J) Em 10 de Dezembro de 2007 o Serviço de Finanças de Loures 3, informou o impugnante, pelo ofício nº 982…, não ser procedente a argumentação apresentada no ponto anterior (fls 51, do pa);

K) Em 26 de Dezembro de 2007 o impugnante respondeu ao ofício referido no ponto anterior;

L) Por ofício de 29 de Setembro de 2008 o impugnante foi notificado da instauração do processo de contra-ordenação por falta de apresentação da declaração Modelo 1, da Contribuição especial, prevista no artº 7º do DL nº 54/95, de 22-03, relativamente ao imóvel construído no lote 23 (fls 52, do pa);

M) Em 14 de Janeiro de 2009 o impugnante foi notificado para “nomear representante para comparecer no Serviço de Finanças, pelas 9 horas e trinta minutos, no próximo dia 2009-03-10, para conjuntamente com os restantes membros integrar a Comissão que irá proceder nos termos do nº 2 do Decreto-Lei, à avaliação do lote, sito na freguesia de M….., Urbanização J……” (fls 57, do pa);

N) Em 26 de Janeiro de 2009 o impugnante apresentou recurso hierárquico do despacho, pelas mesmas razões – não ser o sujeito passivo do imposto (junto ao pa);

O) Pelo ofício nº 00336… de 20-04-2009 notificou o impugnante da liquidação de Contribuição Especial, relativa ao lote 2…, da Urbanização dos J……., no montante de €7.042,00 (fls 19, dos autos)”.

II.B. Atento o disposto no art.º 662.º, n.º 1, do CPC, ex vi art.º 281.º do CPPT, acorda­se em alterar a redação de parte da factualidade mencionada em II.A., em virtude de resultarem dos autos elementos documentais que exigem tal alteração[1].

Nesse seguimento, é a seguinte a redação dos factos que se identificam, por referência à sua enumeração por letras efetuada em 1.ª instância:

Facto B) mencionado em II.A.:

B) O impugnante foi titular do direito de propriedade sobre prédio urbano designado por lote 2… da Urbanização J……., na freguesia de M….., concelho de Loures, criado pelo Alvará de loteamento n.º …/2004, de 9 de fevereiro de 2004, cujo projeto foi aprovado por despacho de 01.03.2005 (cfr. fls. 40 a 47 e 49 do processo administrativo).
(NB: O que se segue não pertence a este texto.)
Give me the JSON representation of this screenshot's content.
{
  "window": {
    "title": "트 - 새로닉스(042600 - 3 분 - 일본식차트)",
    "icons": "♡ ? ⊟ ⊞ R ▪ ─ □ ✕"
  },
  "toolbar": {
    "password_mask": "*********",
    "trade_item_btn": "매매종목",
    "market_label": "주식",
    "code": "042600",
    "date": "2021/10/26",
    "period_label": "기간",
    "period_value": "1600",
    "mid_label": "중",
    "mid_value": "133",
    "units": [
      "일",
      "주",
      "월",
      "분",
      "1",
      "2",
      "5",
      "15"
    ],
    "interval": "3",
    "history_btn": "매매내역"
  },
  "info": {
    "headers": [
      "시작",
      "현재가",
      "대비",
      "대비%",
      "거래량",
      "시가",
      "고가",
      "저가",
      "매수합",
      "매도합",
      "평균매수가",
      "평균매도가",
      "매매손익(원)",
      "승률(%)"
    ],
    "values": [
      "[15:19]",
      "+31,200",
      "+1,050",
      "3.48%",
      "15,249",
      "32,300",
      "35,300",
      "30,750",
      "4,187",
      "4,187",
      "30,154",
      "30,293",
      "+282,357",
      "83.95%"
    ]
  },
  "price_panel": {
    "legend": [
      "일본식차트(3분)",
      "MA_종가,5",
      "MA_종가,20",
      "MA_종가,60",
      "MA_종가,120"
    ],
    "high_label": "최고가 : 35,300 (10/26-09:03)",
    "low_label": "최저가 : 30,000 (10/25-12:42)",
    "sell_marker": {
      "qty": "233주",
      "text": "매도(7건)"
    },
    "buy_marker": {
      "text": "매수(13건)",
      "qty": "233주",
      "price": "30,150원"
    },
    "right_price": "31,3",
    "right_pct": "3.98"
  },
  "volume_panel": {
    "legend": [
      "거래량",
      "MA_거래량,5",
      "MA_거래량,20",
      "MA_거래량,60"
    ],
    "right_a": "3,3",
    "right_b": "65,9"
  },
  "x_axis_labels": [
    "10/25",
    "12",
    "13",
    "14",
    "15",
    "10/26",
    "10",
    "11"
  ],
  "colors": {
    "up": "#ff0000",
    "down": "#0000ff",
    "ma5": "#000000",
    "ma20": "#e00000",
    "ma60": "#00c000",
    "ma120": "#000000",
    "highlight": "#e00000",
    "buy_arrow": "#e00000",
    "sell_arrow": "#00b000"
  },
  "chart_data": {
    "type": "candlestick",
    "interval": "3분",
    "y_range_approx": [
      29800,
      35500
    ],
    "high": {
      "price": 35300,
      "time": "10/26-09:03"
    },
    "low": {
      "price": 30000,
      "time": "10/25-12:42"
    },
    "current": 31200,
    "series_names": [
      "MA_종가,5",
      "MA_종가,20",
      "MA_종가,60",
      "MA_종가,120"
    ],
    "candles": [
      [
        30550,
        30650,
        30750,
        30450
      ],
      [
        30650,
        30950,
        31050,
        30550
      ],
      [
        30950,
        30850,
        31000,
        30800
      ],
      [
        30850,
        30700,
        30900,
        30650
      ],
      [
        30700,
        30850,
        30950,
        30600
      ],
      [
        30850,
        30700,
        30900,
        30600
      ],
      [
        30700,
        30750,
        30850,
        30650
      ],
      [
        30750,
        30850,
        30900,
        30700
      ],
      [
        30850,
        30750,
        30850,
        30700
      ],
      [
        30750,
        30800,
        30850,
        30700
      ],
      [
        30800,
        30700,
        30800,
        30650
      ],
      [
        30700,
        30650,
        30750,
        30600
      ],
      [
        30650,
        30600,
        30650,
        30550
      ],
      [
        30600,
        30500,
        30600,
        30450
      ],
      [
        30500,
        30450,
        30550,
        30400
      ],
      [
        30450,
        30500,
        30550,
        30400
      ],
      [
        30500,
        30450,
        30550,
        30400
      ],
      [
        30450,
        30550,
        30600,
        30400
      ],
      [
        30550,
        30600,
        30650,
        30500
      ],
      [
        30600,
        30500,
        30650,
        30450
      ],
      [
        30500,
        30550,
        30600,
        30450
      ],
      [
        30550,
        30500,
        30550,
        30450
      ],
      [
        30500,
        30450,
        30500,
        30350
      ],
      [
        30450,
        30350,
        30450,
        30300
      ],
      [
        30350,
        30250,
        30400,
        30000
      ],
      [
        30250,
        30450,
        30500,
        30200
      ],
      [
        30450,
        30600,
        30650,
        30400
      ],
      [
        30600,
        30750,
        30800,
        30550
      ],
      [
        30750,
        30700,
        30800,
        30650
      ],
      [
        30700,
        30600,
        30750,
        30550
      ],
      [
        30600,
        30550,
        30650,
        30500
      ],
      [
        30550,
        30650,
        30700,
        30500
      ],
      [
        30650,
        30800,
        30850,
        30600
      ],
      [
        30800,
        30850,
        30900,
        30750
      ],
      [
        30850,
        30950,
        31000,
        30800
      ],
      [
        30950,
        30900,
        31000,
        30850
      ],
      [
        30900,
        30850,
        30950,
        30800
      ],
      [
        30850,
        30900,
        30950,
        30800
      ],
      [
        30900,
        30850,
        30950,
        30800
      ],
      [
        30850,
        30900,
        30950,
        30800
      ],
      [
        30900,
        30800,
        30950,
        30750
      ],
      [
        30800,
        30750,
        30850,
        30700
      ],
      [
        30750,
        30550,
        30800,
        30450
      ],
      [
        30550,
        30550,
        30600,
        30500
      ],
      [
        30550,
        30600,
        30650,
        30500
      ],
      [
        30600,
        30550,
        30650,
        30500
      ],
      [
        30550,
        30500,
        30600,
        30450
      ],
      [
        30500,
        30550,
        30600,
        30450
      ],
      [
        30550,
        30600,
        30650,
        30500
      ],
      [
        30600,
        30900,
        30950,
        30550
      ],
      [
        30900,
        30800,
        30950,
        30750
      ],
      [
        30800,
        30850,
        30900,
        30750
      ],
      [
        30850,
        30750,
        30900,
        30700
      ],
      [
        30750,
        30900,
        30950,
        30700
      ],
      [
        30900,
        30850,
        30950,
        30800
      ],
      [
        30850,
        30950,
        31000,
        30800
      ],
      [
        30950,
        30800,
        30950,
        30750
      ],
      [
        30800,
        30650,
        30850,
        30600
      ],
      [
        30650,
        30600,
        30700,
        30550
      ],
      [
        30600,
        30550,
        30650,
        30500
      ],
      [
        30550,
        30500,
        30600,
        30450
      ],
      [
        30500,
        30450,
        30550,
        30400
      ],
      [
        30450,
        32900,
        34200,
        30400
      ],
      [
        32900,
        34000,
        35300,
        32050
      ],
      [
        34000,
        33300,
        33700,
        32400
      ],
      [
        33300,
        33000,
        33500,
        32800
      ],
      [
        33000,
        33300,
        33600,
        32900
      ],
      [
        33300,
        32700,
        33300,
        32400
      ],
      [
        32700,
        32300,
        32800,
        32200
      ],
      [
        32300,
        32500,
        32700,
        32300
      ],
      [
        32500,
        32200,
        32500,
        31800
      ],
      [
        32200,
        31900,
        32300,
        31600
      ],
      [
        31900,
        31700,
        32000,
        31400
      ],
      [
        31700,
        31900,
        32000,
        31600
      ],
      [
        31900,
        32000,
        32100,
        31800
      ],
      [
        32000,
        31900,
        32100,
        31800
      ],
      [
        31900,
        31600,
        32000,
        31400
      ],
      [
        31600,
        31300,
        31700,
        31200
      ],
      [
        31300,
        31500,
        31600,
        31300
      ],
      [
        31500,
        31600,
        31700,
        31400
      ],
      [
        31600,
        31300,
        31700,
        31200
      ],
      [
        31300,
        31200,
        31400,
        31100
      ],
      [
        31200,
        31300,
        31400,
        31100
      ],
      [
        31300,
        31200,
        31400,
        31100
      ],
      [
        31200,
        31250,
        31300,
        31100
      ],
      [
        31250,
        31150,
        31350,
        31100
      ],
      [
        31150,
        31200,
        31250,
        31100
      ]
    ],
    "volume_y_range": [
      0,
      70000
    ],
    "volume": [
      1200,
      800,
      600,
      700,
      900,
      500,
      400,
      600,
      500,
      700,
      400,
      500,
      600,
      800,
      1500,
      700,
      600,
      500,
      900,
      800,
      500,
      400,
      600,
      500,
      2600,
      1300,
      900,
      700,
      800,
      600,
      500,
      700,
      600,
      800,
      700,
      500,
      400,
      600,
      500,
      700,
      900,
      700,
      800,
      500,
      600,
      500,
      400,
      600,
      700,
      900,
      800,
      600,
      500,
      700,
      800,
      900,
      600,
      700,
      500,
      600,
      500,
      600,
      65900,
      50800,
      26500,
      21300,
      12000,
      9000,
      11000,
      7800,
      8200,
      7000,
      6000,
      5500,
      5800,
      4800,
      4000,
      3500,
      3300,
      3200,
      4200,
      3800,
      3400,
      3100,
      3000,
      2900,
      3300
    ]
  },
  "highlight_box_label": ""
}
II.C. Atento o disposto no art.º 662.º, n.º 1, do CPC, ex vi art.º 281.º do CPPT, acorda-se em aditar a seguinte matéria de facto provada:

P) Foi elaborado termo de avaliação, para efeitos de liquidação da contribuição especial prevista no DL n.º 54/95, de 22 de março, pelos serviços da administração tributária (AT), relativamente ao lote mencionado em B), do qual resultou como valor da avaliação à data do pedido de licenciamento o de 513.458,00 Eur., indicando-se como tal data o dia 01.03.2005 (cfr. fls. 20 a 22 dos autos em suporte de papel, cujo teor se dá integralmente por reproduzido).

III. FUNDAMENTAÇÃO DE DIREITO

III.A. Da competência em razão da hierarquia

Cumpre, antes de mais, apreciar a (in)competência em razão da hierarquia deste TCAS, suscitada pelo Recorrido nas suas contra-alegações, em virtude de, na sua perspetiva, estarem apenas em discussão questões de direito.

Vejamos.

Atento o disposto no art.º 26.º do Estatuto dos Tribunais Administrativos e Fiscais (ETAF – redação vigente à época):

“Compete à Secção de Contencioso Tributário do Supremo Tribunal Administrativo conhecer:

(…) b) Dos recursos interpostos de decisões dos tribunais tributários com exclusivo fundamento em matéria de direito”.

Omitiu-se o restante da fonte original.